When we question our own agendas (very important to do) but fail to integrate this information and recognize that we may also need to take action in addition to that questioning, it can get dicey pretty quickly.
To illustrate, let’s use an extreme version of the Ralph example above. Say Ralph is my boyfriend and he’s punching me when I do something he doesn’t like. Yes, eventually it would absolutely behoove me to look at my internal motivations for engaging in this relationship in the first place, and while those motivations I discover will be valuable, very real to me and worth exploring, the point is that if I do the Mirror Exercise and discover that indeed I’m allowing this bad behavior and in essence, being controlling and abusive to myself by doing so but neglect to realize that I also need to remove myself from this situation because I am with someone who is actually abusing me, I’ve failed to integrate the realizations I’m having about myself and am instead merely using them to further abuse myself (e.g., self-blame, staying in the situation) rather than getting help and getting the hell out of there.
To be effective, the mirror exercise requires a step 2 and potentially also 3:
Self-reflection
Realization, healing and subsequent internal correction (integration)
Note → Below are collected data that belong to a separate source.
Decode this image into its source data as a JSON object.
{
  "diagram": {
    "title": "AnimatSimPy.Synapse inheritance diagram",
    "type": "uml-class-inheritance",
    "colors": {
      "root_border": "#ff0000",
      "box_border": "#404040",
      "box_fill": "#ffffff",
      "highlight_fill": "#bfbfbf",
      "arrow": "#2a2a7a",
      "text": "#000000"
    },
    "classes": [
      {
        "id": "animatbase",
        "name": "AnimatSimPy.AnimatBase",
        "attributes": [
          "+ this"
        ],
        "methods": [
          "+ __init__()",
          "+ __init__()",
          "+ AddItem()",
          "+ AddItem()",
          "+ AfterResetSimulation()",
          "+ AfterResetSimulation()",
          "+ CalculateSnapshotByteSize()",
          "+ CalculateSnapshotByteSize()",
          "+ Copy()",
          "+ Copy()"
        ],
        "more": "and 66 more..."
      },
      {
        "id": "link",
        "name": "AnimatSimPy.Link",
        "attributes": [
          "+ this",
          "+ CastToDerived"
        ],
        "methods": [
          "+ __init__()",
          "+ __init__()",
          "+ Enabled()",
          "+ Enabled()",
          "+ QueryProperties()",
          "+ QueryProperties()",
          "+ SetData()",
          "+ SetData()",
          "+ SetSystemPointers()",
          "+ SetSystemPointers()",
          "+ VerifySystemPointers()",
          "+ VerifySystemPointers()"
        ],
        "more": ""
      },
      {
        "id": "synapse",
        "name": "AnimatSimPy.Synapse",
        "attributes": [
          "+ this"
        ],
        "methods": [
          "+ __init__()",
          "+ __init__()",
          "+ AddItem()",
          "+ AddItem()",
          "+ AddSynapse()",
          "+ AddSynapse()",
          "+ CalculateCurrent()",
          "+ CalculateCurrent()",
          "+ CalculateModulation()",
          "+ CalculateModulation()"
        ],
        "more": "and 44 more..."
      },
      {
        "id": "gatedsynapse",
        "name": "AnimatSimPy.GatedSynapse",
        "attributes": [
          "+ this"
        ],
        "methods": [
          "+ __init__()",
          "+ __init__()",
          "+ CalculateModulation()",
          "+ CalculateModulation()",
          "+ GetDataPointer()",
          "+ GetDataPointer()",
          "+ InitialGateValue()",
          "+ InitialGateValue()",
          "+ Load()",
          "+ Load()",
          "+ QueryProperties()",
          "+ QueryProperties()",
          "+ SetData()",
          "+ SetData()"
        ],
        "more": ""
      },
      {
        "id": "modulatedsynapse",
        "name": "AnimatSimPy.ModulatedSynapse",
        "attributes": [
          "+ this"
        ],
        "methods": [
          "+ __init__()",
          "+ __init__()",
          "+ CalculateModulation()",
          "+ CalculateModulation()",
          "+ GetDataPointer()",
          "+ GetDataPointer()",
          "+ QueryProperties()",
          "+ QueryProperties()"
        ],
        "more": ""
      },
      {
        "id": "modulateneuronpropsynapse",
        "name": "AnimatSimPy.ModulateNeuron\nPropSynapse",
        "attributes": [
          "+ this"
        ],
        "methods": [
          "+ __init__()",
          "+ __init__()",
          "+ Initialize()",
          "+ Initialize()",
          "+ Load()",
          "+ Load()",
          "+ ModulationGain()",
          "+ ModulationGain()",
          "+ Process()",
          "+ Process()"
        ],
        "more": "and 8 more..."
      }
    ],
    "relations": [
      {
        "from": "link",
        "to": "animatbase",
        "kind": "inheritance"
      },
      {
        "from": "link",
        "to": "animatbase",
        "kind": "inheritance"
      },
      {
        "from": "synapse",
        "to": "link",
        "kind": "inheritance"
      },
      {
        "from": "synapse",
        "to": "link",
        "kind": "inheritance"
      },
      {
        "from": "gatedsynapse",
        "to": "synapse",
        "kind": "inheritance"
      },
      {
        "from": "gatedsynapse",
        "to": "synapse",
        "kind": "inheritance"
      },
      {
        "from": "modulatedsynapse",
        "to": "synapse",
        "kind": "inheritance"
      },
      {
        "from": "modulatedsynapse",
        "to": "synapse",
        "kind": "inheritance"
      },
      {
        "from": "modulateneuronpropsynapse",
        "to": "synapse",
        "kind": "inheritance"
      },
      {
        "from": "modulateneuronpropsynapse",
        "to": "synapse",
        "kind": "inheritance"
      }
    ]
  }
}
Action to change the situation that is externally mirroring my internal state
If we stop at step one, we just create victim shaming and continuation of abusive situations. In fact, we multiply the abuse by blaming ourselves for it. The Mirror Exercise is not about blame. It’s about recognition of internal blind spots and healing and integration, which, done correctly, ultimately results in a healthier external manifestation of circumstances.
Whether they do it intentionally or not, those who use the vulnerability of others who look up to them to create dependence using half-truths and implied threats are dangerous. Instead of supporting and celebrating others, they maim and destroy the victim’s sense of wholeness, competence and self-trust with the aim of creating dependence upon the abuser, so that the abuser can profit, appearing to themselves to patch the holes in their own damaged small self.
This is also the story of the ego, which is why the mirror exercise works in the first place.
While children and animals may be the saddest victims of abuse, because they truly have no power or agency of their own, adults fall victim to it all the time, outsourcing their own intuition, common sense and agency.
At the end of the day, the Mirror Exercise is merely a tool, and its safety and efficacy is determined by whoever wields it and how it is used. It can either be a used as a powerful tool for true healing and freedom from abuse, whether that abuse is perpetrated by self or other, or it merely can be a cheap trick—just another bludgeon in the slick abuser’s hand (self or other) to continue, hide and deepen mistreatment.
*Obviously, there’s the positive (real) form of this where leaders, courses, coaching, classes etc. actually do genuinely lead people to their own answers and to self-empowerment and freedom. The negative form of this, such as this whole Twin Flames Universe mess we’re discussing here, know this, and merely masquerade as the real thing.